Ketika ia tengah sibuk dengan pikirannya sendiri ponselnya berdering tanpa henti dan membuat Angkasa langsung melihatnya.

Nama sang ibu terlihat di sana yang membuat Angkasa segera mengangkatnya.

'Pulang.'

"Aku masih ada pekerjaan Ma. Minta Aruna untuk makan dan tidur lebih dulu saja aku juga tidak tau akan pulang atau tidak," kata Angkasa.

'Angkasa!'

Angkasa memejamkan matanya sejenak ketika sang ibu berseru padanya, tapi dia tidak bisa pulang sekarang karena takut dia akan menanggapi semua pertanyaan dan rengekan Aruna dengan bentakan lagi.

Dia tak ingin membuat Aruna semakin sedih dan takut padanya.

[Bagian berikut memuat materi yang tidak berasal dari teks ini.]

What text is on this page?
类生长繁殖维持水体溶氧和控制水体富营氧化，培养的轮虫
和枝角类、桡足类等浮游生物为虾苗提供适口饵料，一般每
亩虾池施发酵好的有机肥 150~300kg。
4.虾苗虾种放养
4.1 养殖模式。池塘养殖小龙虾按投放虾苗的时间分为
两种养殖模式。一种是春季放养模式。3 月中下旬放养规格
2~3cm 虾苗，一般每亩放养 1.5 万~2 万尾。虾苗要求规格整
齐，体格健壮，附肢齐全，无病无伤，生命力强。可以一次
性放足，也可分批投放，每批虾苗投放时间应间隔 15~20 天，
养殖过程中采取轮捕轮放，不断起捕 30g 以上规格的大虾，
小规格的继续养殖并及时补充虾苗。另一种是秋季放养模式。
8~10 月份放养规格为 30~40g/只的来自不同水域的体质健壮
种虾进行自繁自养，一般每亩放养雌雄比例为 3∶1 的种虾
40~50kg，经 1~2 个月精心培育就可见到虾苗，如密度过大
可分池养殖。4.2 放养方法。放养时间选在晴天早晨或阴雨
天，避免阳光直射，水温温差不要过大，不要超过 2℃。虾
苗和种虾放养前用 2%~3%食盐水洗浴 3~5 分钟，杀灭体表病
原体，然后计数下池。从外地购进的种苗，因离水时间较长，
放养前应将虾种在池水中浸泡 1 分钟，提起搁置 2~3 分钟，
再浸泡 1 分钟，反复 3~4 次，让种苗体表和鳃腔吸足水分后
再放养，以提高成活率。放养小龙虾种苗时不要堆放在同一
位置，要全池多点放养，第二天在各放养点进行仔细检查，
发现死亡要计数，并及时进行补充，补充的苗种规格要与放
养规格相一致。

"Tolong mengerti Ma. Sampaikan pada Aruna untuk makan lebih dulu dan tidur tanpa menunggu aku pulang," kata Angkasa yang kemudian mematikan sambungan teleponnya tanpa menunggu tanggapan apapun.

Masalah ini benar-benar membuat kepala Angkasa serasa ingin pecah. Dia tidak akan pernah bisa tenang sebelum mengetahui kejadian yang sebenarnya.

Dia tidak akan bisa tenang sebelum mengetahui jika Aruna benar anaknya atau bukan.

Sebelum hal itu jelas sepertinya masalah itu akan terus menghantuinya.

••••

"Aruna..."

Agatha mengetuk pintu kamar anak itu ketika dia menolak makan dan malah pergi ke kamar. Anak itu menolak makan sebelum Angkasa pulang karena dia ingin makan bersama dengan sang ayah.

Dan apa yang Angkasa katakan lewat telepon membuat Agatha menghela nafasnya pelan.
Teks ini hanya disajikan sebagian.